Personal information
- Full name: Michael Edward Lovelace Melluish
- Born: 13 June 1932 Westcliff-on-Sea, Essex, England
- Died: 8 February 2014 (aged 81) Bradford on Avon, Wiltshire, England
- Batting: Right-handed
- Role: Wicketkeeper

Career statistics
| Competition | First-class |
| Matches | 49 |
| Runs scored | 524 |
| Batting average | 10.48 |
| 100s/50s | 0/0 |
| Top score | 36 |
| Catches/stumpings | 80/35 |
- Source: Cricinfo, 9 February 2014

= Mike Melluish =

English cricketer and cricket administrator

Michael Edward Lovelace Melluish (13 June 1932 – 8 February 2014) was a first-class cricketer and cricket administrator in England.

Mike Melluish was born in Westcliff-on-Sea, Essex, and educated at Rossall School in Lancashire.

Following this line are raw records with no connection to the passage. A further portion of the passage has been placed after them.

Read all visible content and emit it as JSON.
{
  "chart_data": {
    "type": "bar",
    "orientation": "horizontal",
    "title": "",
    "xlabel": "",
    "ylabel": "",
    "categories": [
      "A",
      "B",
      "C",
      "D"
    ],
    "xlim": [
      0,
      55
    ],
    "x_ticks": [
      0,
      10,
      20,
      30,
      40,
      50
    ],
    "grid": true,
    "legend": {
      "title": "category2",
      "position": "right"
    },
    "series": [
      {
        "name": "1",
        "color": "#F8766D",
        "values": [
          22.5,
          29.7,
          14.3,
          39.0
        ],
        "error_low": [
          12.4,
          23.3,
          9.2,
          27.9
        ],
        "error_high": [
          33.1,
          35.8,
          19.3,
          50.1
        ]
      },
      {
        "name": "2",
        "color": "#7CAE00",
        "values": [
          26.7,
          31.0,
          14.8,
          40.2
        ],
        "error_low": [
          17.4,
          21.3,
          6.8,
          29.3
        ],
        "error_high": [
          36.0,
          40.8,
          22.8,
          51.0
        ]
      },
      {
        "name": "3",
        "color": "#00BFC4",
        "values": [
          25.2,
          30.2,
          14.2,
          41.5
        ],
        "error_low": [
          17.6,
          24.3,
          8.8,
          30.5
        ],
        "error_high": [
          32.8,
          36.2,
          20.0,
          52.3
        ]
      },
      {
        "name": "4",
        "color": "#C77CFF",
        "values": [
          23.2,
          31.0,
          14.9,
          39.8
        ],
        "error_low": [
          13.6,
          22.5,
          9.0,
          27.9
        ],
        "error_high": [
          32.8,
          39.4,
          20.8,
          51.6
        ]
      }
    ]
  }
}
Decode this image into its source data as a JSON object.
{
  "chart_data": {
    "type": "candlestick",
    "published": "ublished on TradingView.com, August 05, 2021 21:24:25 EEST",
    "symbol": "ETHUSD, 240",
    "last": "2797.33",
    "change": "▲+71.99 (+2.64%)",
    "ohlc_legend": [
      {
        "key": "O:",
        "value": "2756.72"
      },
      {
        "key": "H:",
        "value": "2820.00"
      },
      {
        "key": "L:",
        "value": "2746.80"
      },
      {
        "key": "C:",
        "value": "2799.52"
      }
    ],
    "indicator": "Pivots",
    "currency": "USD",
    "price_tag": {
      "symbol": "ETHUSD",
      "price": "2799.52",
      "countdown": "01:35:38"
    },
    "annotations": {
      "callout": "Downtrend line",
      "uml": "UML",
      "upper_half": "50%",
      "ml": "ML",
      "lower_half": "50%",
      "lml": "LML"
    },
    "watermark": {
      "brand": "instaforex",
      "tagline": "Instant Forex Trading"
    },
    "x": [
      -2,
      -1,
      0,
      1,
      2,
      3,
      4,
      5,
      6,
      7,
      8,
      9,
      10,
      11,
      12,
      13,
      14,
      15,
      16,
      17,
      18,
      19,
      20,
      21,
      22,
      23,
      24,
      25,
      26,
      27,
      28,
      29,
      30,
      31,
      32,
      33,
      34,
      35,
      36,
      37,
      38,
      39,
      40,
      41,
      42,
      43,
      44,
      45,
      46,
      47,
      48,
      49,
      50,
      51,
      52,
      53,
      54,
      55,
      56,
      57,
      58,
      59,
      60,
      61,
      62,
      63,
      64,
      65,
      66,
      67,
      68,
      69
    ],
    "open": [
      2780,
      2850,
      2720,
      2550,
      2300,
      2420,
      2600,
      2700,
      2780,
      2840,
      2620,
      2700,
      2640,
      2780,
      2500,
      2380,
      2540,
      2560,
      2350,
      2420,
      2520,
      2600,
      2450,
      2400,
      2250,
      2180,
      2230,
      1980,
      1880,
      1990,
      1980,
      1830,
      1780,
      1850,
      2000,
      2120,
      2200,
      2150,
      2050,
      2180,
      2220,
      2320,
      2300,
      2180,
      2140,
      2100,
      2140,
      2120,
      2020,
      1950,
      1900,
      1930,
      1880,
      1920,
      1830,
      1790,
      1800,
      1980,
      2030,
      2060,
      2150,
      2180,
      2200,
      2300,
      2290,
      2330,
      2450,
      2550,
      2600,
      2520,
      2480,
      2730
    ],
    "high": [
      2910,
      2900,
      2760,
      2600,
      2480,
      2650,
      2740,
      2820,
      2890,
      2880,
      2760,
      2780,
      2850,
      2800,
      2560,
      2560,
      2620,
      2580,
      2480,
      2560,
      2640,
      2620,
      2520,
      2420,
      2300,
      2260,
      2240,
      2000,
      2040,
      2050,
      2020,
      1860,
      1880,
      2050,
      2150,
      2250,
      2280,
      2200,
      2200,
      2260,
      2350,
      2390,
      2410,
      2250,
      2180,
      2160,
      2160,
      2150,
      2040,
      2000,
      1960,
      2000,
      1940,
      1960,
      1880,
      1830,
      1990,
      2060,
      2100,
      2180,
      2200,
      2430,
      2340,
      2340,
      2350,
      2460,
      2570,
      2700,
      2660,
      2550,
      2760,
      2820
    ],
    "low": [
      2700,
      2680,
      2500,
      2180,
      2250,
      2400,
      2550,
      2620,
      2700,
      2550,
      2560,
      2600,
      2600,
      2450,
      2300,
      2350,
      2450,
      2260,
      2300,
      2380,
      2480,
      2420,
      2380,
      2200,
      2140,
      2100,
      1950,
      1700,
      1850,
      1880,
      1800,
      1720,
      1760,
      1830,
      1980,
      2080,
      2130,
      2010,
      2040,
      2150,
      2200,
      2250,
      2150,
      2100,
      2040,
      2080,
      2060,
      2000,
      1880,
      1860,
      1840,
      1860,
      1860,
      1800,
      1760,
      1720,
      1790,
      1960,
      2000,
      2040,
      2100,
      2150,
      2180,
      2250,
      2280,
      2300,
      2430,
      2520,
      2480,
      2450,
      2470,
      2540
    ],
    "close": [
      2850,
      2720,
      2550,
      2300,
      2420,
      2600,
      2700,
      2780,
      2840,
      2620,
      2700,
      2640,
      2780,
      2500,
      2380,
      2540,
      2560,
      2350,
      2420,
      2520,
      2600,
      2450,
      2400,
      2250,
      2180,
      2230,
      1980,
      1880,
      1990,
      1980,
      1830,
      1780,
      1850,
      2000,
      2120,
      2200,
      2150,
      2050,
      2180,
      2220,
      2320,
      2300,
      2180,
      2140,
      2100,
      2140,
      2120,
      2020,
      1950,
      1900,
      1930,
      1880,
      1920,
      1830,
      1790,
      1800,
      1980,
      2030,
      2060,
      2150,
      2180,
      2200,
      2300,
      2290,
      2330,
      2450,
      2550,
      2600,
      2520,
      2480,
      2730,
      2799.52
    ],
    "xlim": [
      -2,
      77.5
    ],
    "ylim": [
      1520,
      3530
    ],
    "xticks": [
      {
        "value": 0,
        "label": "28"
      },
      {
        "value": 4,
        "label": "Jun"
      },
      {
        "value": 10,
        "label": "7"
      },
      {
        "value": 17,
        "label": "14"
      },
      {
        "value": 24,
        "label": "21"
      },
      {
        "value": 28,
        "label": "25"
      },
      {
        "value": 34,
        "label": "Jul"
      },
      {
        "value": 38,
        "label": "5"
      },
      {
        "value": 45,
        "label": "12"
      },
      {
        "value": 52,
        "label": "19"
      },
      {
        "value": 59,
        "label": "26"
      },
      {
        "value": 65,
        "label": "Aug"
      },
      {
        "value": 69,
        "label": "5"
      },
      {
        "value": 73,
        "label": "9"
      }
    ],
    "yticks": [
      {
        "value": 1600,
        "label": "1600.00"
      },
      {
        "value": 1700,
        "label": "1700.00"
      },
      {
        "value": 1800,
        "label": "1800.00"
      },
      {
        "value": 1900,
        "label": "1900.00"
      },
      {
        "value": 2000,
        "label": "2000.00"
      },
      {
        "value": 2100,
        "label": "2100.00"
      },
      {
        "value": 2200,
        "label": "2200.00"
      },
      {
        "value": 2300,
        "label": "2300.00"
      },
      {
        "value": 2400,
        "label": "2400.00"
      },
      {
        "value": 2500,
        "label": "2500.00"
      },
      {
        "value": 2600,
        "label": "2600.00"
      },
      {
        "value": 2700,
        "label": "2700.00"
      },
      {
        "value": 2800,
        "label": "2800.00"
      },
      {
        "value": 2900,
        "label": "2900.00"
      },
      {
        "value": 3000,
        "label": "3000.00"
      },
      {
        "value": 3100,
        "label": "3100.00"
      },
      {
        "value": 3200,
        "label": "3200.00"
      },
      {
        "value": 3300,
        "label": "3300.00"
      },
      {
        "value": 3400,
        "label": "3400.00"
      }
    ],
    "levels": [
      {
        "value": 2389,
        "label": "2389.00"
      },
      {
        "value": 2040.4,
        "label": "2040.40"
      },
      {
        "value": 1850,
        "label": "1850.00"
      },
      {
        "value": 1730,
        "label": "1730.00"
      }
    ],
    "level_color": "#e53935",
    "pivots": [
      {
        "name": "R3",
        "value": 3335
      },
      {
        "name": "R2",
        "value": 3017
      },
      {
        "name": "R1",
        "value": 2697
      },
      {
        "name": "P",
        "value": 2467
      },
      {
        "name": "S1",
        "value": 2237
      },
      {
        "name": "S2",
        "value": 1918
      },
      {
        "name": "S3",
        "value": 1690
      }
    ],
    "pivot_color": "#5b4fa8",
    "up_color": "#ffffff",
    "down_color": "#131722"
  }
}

He captained the school team in 1951, his final year, setting a school record of 913 runs in the season, at an average of 70.23, and he opened the batting and kept wicket for the Public Schools in their annual match against Combined Services at Lord's.

At Caius College, Cambridge, Melluish was a regular in the university side throughout his three years as a student from 1954 to 1956. He was secretary of the club in 1955 and captain in 1956. His batting declined (442 runs at 11.33 in 41 matches for Cambridge University, with a top score of 36) and by 1956 he was batting at number 10, but his wicket-keeping brought him 65 catches and 30 stumpings for the university, many of them off the leg-spin bowling of Gamini Goonesena.

In 1956 Melluish played for the Gentlemen in both their matches against the Players, at Lord's and Scarborough. He played one County Championship match for Middlesex in 1957, and one first-class match for Marylebone Cricket Club (MCC), one more for the Gentlemen, and three for D.R. Jardine's XI. He played no first-class cricket after 1959. He captained MCC on a short tour to the Netherlands and Denmark in August 1963.

Melluish served as Treasurer and President of MCC. He was awarded an OBE in the 1999 Queen's Birthday honours for services to cricket. He was a Trustee of the MCC Foundation.